The sales pitch for his book will seem bizarre to some, claiming as it does that the IRA was “the Islamic State of its day” and that Northern Ireland, Iraq and Afghanistan are “similar” wars. In these, it adds, “an insurgency like the IRA/Sinn Féin mix is the main problem. A proven solution is the rule of law, where police intelligence dominates because investigative practices fail. The approach - widely misrepresented and commonly misunderstood - devastated the IRA …. The IRA was forced into a ceasefire.”
It continues: “Had this been disclosed in promoting the peace, nations would have benefited and lives saved. But the political endgame was botched. Unrepentant insurgents in government tainted security to sanitise their past. IRA leaders became peacemakers. Others contemplating conflict watched. Al-Qaeda was encouraged. New York’s twin towers stood tall.
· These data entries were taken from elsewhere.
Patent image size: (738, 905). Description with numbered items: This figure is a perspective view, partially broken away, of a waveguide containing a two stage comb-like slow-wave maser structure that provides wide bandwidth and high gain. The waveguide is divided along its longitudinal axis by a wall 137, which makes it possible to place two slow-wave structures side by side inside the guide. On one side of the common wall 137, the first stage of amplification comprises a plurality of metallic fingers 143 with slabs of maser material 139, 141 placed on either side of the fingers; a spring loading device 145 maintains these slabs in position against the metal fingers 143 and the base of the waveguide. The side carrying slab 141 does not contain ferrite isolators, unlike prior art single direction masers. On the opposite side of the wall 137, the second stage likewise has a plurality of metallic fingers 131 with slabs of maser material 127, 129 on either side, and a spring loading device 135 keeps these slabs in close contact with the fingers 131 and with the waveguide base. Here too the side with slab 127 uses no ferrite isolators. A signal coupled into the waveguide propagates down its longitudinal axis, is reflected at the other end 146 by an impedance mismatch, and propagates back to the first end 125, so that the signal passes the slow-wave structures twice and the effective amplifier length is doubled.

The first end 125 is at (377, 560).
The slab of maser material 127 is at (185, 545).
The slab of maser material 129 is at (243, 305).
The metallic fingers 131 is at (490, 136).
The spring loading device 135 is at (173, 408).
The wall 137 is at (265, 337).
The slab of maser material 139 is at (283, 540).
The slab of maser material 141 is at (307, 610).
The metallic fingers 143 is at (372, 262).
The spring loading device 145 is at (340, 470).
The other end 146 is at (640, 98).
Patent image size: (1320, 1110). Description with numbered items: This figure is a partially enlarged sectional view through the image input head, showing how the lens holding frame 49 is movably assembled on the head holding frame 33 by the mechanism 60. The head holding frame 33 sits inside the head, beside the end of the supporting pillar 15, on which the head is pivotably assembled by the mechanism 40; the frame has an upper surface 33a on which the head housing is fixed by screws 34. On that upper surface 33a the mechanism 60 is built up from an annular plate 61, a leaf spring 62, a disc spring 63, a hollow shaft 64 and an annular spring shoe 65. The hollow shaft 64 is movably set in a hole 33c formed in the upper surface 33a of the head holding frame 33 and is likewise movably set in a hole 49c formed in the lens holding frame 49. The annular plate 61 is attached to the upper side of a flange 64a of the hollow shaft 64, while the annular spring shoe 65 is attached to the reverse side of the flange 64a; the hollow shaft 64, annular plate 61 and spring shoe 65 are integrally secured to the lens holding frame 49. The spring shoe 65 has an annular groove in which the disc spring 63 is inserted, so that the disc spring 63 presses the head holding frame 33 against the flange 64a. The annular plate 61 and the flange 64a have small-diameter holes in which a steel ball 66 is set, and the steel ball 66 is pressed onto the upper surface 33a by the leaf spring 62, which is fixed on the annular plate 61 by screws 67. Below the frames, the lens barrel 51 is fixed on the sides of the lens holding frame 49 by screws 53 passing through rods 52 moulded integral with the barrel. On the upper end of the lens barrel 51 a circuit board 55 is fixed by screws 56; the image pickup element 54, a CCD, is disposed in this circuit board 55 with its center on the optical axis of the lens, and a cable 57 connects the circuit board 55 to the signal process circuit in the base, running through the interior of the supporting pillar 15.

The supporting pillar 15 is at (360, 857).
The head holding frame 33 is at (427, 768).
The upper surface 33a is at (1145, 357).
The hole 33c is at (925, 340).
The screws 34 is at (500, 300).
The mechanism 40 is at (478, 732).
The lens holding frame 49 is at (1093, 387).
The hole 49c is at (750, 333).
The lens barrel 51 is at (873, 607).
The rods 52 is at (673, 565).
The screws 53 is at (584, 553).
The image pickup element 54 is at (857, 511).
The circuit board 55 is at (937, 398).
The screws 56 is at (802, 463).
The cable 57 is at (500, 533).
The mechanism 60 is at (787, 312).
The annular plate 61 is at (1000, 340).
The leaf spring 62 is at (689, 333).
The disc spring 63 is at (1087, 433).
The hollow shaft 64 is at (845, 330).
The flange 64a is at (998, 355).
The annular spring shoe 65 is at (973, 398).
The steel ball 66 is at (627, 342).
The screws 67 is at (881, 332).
Peace had a price.”
Matchett has also queried Gerry Adams’s ‘freedom fighter’ remark at the graveside of his friend and colleague, Martin McGuinness, recently. Writing in the Belfast Telegraph, the author observed: “The difficulty with using the term ‘freedom fighter’ is that it is claimed by many other organisations”.
He said Khalid Masood, who murdered PC Keith Palmer during the Westminster terror attack, would claim to be a freedom fighter. “So are Osama bin-Laden, Mullah Omar and Jihadi John.
“In my opinion, this is the category McGuinness fits into for most of his adult life, the time-span the Sinn Fein president [Adams] was referring to. The old adage still stands. One person’s freedom fighter is another person’s terrorist. But it is one or the other. A person cannot be both at the same time”.
Republicanism, he noted in that same article, is renowned for “false claims of victimhood. It unashamedly romanticises terrorism and rewrites history”. The conduct of the media and “various leaders” over McGuinness’s death “was gut-wrenching for innocent victims of terrorism”. What was broadcast around the world “did little to expose” McGuinness’s “dark side and much to hide it. Violent extremists of every type will be encouraged”.
Secret Victory has been praised by a number of prominent figures, among them General David Petraeus, who was the US army commander of coalition forces during the troop surges in Iraq and Afghanistan, and later the head of the CIA. Petraeus describes the book as a “superbly researched, highly readable, and very thoughtful examination of the strategy that defeated the IRA – and of the implications of that model for contemporary challenges”.
In the words of Emeritus Professor Arthur Aughey, at the University of Ulster, the book shows how the RUC Special Branch operations “so confined the capacity for terrorism that it made possible the conditions for political agreement.”
Why did Dr Matchett write the book? In a brief video introduction, he gives a simple answer: “The motivation to write something like this came from working on programmes, police professionalisation missions, in Iraq and Afghanistan, where people, particularly Americans, were asking, what was it like for the police, the challenges they faced, in Northern Ireland’s conflict?
“Essentially, this book is an account by practitioners, police officers, who actually policed an armed conflict. It’s from the horse’s mouth, so to speak.”